If you hire the right people, so much of what companies do in the name of human resources becomes, if not superfluous, at least of much less importance.
McCord, who was Netflix’ chief talent officer from 1998 to 2012, and CEO Reed Hastings chronicled the company’s innovative management concepts, and its culture, in a 127-slide PowerPoint deck. Since first appearing in 2009, the slides have been viewed more than 5 million times and are considered among the most influential guides for startups and progressive firms.
McCord’s article, “How Netflix Reinvented HR,” details the thinking behind such formerly radical notions as unlimited vacation time and the still-edgy notion that Performance Improvement Plans and annual reviews are pointless, if not counterproductive.
These are just some of the ideas Netflix tested.

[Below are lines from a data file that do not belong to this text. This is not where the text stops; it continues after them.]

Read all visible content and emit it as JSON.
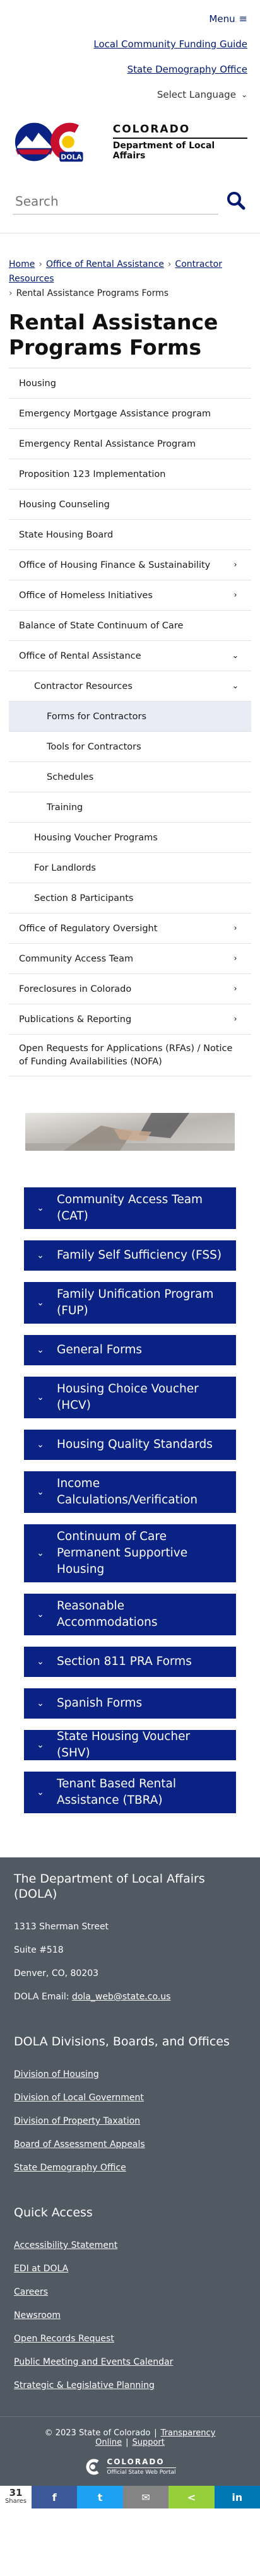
{
  "header": {
    "menu_label": "Menu",
    "links": [
      "Local Community Funding Guide",
      "State Demography Office"
    ],
    "language_label": "Select Language",
    "logo_state": "COLORADO",
    "logo_dept": "Department of Local Affairs",
    "logo_badge": "DOLA",
    "search_placeholder": "Search"
  },
  "breadcrumb": [
    "Home",
    "Office of Rental Assistance",
    "Contractor Resources",
    "Rental Assistance Programs Forms"
  ],
  "page_title": "Rental Assistance Programs Forms",
  "sidenav": [
    {
      "label": "Housing",
      "chevron": ""
    },
    {
      "label": "Emergency Mortgage Assistance program",
      "chevron": ""
    },
    {
      "label": "Emergency Rental Assistance Program",
      "chevron": ""
    },
    {
      "label": "Proposition 123 Implementation",
      "chevron": ""
    },
    {
      "label": "Housing Counseling",
      "chevron": ""
    },
    {
      "label": "State Housing Board",
      "chevron": ""
    },
    {
      "label": "Office of Housing Finance & Sustainability",
      "chevron": "›"
    },
    {
      "label": "Office of Homeless Initiatives",
      "chevron": "›"
    },
    {
      "label": "Balance of State Continuum of Care",
      "chevron": ""
    },
    {
      "label": "Office of Rental Assistance",
      "chevron": "⌄"
    },
    {
      "label": "Contractor Resources",
      "chevron": "⌄",
      "level": 2
    },
    {
      "label": "Forms for Contractors",
      "chevron": "",
      "level": 3,
      "active": true
    },
    {
      "label": "Tools for Contractors",
      "chevron": "",
      "level": 3
    },
    {
      "label": "Schedules",
      "chevron": "",
      "level": 3
    },
    {
      "label": "Training",
      "chevron": "",
      "level": 3
    },
    {
      "label": "Housing Voucher Programs",
      "chevron": "",
      "level": 2
    },
    {
      "label": "For Landlords",
      "chevron": "",
      "level": 2
    },
    {
      "label": "Section 8 Participants",
      "chevron": "",
      "level": 2
    },
    {
      "label": "Office of Regulatory Oversight",
      "chevron": "›"
    },
    {
      "label": "Community Access Team",
      "chevron": "›"
    },
    {
      "label": "Foreclosures in Colorado",
      "chevron": "›"
    },
    {
      "label": "Publications & Reporting",
      "chevron": "›"
    },
    {
      "label": "Open Requests for Applications (RFAs) / Notice of Funding Availabilities (NOFA)",
      "chevron": "",
      "tall": true
    }
  ],
  "accordions": [
    {
      "label": "Community Access Team (CAT)",
      "lines": 2
    },
    {
      "label": "Family Self Sufficiency (FSS)",
      "lines": 1
    },
    {
      "label": "Family Unification Program (FUP)",
      "lines": 2
    },
    {
      "label": "General Forms",
      "lines": 1
    },
    {
      "label": "Housing Choice Voucher (HCV)",
      "lines": 2
    },
    {
      "label": "Housing Quality Standards",
      "lines": 1
    },
    {
      "label": "Income Calculations/Verification",
      "lines": 2
    },
    {
      "label": "Continuum of Care Permanent Supportive Housing",
      "lines": 3
    },
    {
      "label": "Reasonable Accommodations",
      "lines": 2
    },
    {
      "label": "Section 811 PRA Forms",
      "lines": 1
    },
    {
      "label": "Spanish Forms",
      "lines": 1
    },
    {
      "label": "State Housing Voucher (SHV)",
      "lines": 1
    },
    {
      "label": "Tenant Based Rental Assistance (TBRA)",
      "lines": 2
    }
  ],
  "footer": {
    "org_title": "The Department of Local Affairs (DOLA)",
    "address": [
      "1313 Sherman Street",
      "Suite  #518",
      "Denver, CO, 80203"
    ],
    "email_label": "DOLA Email:",
    "email": "dola_web@state.co.us",
    "divisions_title": "DOLA Divisions, Boards, and Offices",
    "divisions": [
      "Division of Housing",
      "Division of Local Government",
      "Division of Property Taxation",
      "Board of Assessment Appeals",
      "State Demography Office"
    ],
    "quick_title": "Quick Access",
    "quick": [
      "Accessibility Statement",
      "EDI at DOLA",
      "Careers",
      "Newsroom",
      "Open Records Request",
      "Public Meeting and Events Calendar",
      "Strategic & Legislative Planning"
    ],
    "copyright": "© 2023 State of Colorado",
    "bottom_links": [
      "Transparency Online",
      "Support"
    ],
    "bottom_logo_state": "COLORADO",
    "bottom_logo_sub": "Official State Web Portal"
  },
  "share": {
    "count": "31",
    "count_label": "Shares",
    "buttons": [
      {
        "icon": "facebook-icon",
        "glyph": "f",
        "color": "#3b5998"
      },
      {
        "icon": "twitter-icon",
        "glyph": "t",
        "color": "#1da1f2"
      },
      {
        "icon": "email-icon",
        "glyph": "✉",
        "color": "#848484"
      },
      {
        "icon": "sharethis-icon",
        "glyph": "<",
        "color": "#95d03a"
      },
      {
        "icon": "linkedin-icon",
        "glyph": "in",
        "color": "#0077b5"
      }
    ]
  },
  "colors": {
    "primary": "#0a2283",
    "link": "#001970",
    "footer": "#515963"
  }
}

Imagine a workplace where the employee handbook was cut in half and mostly demanded “adultlike behavior” on the part of employees? Imagine a company travel policy was a mere five words long: “Act in (the company’s) best interests”?
Since doing the very things described above — and plenty more — Netflix has become an entertainment force, winning three Emmys, tripling its stock price, and growing to 29 million subscribers in just the last year.
Exploding all the HR rules can’t be credited for all of the company’s success. But it sure changed the way managers and their teams saw the company culture.
McCord’s article that fleshes out the bare-bones PowerPoint describes in clear, and very direct detail just how it was that Netflix reinvented HR. And it begins and largely depends on right recruiting.
We continually told managers that building a great team was their most important task. We didn’t measure them on whether they were excellent coaches or mentors or got their paperwork done on time. Great teams accomplish great work, and recruiting the right team was the top priority.
In the years since the slide desk first appeared, Netflix itself has tinkered with some of the specific elements to meet the changing times, though it hasn’t wavered from the seven cultural aspects enumerated in the slides:
- Values are what we value
- High performance
- Freedom & responsibility
- Context, not control
- Highly aligned, loosely coupled
- Pay top of market
- Promotions & development
Applying what she learned from her 14 years at Netflix to the consulting work she now does, McCord says HR puts too little effort into explaining to workers how business works. “How can we help every worker understand what we mean by high performance?” she writes.
“At Netflix I worked with colleagues who were changing the way people consume filmed entertainment, which is an incredibly innovative pursuit … There’s no reason the HR team can’t be innovative too.”